Friday, April 13, 2012

Friday, the 13th of April

The sun shines, the sky is blue.  I see through the window that the catkins are leaving the hazelnut tree, off in search of those small red female catkins I presume.  Busy ensuring a good crop of hazelnuts in the fall, which pleases me greatly.

The lilac buds are swelling.  I look forward to their wonderful fragrance in May - something we haven't had since we left the Lost Garden on Tenth, as the lilac we planted on the hill just sulked for five years and only had two or three blooms in all that time.
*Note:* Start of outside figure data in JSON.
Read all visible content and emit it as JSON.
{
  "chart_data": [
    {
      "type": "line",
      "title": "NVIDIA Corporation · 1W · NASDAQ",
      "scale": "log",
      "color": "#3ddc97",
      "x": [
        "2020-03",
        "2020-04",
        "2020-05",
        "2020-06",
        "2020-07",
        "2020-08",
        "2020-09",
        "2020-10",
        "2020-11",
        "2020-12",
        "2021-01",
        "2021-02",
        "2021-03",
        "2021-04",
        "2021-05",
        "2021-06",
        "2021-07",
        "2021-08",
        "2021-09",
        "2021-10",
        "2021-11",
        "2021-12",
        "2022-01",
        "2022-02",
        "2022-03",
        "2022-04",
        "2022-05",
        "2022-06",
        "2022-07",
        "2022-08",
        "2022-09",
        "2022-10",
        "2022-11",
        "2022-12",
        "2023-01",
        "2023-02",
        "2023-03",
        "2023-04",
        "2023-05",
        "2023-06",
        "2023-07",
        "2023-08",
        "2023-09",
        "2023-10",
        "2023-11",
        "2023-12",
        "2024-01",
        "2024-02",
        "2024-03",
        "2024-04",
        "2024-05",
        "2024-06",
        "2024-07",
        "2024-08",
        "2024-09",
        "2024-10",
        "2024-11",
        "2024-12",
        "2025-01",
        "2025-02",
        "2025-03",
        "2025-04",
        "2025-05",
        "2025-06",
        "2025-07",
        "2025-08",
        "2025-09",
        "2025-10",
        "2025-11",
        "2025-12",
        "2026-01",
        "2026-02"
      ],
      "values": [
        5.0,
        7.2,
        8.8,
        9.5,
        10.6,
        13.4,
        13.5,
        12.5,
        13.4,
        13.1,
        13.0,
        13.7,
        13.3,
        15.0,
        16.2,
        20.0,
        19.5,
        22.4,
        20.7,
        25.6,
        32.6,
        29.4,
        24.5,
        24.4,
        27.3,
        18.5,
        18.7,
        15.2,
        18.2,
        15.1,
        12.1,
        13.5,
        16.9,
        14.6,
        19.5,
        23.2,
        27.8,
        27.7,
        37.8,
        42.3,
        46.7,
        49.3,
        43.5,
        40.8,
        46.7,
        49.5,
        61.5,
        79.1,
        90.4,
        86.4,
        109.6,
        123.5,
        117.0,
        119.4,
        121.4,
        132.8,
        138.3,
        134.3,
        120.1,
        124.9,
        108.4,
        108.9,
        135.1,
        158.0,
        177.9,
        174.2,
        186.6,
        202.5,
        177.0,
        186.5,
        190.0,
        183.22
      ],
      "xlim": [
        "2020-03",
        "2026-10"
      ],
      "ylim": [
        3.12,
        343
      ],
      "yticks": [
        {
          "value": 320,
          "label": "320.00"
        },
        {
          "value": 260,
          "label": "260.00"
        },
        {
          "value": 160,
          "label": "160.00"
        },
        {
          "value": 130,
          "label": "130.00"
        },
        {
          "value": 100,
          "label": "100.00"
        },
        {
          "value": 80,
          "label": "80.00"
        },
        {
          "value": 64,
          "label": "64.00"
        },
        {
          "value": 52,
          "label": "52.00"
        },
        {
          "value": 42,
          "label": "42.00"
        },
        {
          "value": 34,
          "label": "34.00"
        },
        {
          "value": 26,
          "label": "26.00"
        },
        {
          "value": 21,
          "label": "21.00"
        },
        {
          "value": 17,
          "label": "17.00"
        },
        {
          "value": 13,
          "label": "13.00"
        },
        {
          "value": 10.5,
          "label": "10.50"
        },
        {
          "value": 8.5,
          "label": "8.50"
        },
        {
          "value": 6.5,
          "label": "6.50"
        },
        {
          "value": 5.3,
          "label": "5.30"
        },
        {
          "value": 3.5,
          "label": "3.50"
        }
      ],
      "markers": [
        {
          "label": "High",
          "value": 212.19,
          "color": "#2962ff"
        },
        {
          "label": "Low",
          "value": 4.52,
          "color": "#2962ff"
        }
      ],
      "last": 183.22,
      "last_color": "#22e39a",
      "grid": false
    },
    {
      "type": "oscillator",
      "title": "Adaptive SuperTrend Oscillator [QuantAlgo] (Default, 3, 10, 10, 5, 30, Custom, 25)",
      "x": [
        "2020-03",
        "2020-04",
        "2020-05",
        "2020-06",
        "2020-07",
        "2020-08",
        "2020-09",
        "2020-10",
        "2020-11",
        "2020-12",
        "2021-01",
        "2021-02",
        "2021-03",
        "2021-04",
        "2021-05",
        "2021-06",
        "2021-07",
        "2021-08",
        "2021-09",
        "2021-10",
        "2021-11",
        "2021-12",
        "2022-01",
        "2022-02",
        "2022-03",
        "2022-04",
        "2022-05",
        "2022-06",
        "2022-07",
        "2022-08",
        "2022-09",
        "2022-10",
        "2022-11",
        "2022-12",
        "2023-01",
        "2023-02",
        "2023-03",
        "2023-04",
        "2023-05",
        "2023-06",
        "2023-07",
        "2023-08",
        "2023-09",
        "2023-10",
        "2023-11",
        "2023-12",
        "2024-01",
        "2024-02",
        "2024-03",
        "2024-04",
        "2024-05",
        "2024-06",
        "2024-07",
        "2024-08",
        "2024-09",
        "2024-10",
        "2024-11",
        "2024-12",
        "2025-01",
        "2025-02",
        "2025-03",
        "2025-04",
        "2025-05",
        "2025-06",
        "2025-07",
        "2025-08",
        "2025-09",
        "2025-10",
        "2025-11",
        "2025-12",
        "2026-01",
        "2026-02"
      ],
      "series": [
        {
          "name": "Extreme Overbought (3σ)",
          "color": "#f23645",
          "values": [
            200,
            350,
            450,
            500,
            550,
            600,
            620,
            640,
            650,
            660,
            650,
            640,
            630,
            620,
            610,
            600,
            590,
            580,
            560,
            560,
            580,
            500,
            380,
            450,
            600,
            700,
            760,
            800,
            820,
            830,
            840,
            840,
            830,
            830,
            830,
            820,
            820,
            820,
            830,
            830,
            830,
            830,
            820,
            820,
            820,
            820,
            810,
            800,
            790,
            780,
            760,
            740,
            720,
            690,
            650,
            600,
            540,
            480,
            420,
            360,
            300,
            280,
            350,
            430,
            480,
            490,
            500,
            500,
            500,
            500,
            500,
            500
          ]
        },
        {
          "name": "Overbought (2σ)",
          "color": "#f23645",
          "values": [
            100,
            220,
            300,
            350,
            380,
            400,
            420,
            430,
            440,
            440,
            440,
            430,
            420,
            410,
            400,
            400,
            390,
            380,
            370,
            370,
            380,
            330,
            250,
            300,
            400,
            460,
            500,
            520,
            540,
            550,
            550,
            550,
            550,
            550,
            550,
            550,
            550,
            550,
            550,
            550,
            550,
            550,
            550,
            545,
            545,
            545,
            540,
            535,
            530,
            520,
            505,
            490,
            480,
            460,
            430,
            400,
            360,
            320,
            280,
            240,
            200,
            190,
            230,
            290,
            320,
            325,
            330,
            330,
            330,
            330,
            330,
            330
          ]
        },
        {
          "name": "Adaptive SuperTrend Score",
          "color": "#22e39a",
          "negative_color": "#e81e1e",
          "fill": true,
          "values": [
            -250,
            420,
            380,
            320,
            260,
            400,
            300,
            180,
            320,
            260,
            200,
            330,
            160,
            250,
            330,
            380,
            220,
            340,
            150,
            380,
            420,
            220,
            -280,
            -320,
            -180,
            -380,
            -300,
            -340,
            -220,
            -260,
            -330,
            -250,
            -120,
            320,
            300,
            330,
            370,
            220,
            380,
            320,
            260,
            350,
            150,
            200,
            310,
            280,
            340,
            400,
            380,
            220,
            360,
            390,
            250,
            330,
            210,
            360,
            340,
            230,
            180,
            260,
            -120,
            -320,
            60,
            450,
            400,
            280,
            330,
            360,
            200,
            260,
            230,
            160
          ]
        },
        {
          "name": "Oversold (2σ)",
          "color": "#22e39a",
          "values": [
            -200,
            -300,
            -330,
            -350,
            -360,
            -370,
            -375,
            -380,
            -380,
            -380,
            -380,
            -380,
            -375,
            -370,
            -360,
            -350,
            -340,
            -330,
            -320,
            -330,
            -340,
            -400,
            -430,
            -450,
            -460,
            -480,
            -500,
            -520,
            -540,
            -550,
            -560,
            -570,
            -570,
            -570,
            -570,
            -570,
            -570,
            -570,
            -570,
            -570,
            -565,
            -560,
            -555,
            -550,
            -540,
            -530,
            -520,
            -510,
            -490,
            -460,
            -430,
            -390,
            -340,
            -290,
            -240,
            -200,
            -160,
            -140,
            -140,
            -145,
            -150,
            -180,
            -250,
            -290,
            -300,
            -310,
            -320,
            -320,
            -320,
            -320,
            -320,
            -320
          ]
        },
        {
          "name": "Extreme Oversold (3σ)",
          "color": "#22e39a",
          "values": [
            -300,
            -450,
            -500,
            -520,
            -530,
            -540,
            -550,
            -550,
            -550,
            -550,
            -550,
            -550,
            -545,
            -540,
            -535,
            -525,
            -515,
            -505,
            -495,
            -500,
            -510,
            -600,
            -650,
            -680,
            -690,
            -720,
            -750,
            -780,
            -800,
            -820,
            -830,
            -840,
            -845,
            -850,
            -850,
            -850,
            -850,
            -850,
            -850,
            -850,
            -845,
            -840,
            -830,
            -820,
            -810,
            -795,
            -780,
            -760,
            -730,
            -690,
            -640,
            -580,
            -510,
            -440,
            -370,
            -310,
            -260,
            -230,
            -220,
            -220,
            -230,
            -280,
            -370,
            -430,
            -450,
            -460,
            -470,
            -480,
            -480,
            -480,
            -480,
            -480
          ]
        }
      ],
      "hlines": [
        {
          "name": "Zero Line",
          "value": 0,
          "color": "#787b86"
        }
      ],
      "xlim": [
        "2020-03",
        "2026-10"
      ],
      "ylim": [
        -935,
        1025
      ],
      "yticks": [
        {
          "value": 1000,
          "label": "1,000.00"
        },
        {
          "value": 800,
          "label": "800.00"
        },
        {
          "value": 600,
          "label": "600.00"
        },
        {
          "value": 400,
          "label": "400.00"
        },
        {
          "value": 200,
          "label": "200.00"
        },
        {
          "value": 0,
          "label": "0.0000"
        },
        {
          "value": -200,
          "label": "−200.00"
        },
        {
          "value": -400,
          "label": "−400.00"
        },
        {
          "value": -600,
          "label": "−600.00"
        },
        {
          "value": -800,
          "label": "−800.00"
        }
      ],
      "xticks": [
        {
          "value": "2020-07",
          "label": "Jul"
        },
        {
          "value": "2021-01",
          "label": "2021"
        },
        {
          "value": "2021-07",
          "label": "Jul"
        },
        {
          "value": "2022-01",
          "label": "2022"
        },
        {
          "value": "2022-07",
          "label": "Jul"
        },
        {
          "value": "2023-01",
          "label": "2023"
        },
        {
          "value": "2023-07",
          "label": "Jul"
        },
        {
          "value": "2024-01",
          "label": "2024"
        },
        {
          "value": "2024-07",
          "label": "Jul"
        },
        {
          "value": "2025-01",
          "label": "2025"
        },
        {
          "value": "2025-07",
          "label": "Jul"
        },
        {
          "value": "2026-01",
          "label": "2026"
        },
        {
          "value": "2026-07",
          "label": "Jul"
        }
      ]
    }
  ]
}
I have been out planting grass seeds in the little bed that lies smack in the middle of the front handkerchief lawn.  Vincent leveled it off and prepared it for seeding before he left for home on the Meadow, so I spread the seed, covered it with fine soil, tramped it lightly with my clogs and spoke sharply to the little birds about getting into the cookie jar, so to speak.

The maple and the willow that shade the front lawn are both taking advantage of the nighttime showers and the daytime sun and herald spring with tiny delicate leaves and winged seeds on the maple that grow longer and more elegant each day.

Our neighbour to the west has a lovely circular carpet of violets 

and over the fence, to the east, the apricot tree is starting to bloom

Gardening in town is not spectacular but, as always, it touches the heart
and at the end of the day one must always smell of glorious rich dirt!

The day the Lord created Hope was probably the same day he created Spring
Bern Williams

I am going out now to plant the remnants of the indoor spring bulbs that made waiting for spring bearable.

And to find the perfect spot for the amaryllis bulbs to summer-over.

And, here, too is an excerpt from A.E. Housman's Spring Morning

Star and coronal and bell
April underfoot renews
And the hope of man, as well
Flowers among the morning dews.

Now the old come out to look.
Winter past and winter's pains.
How the sky in pool and brook
Glitters on the grassy plains.

Easily the gentle air
Wafts the turning season on;
Things to comfort them are there
though 'tis true the best are gone....

It seems to me especially meaningful and relevant.


Barb said...

Glad you're out playing in the dirt, Hildred. Won't the smell of lilacs be glorious? I have a bush here in Denver, too. Often I'm traveling when it blooms, but I'm hopeful this year I'll be able to gather some for indoors.

Sallie (FullTime-Life) said...

The poem makes me cry (not entirely unhappy tears, just matter-of-fact ones). I'm hoping there will be lilacs in Colorado still when we are there in June...sometimes there are. (They're always gone in Oregon by the time we get there.)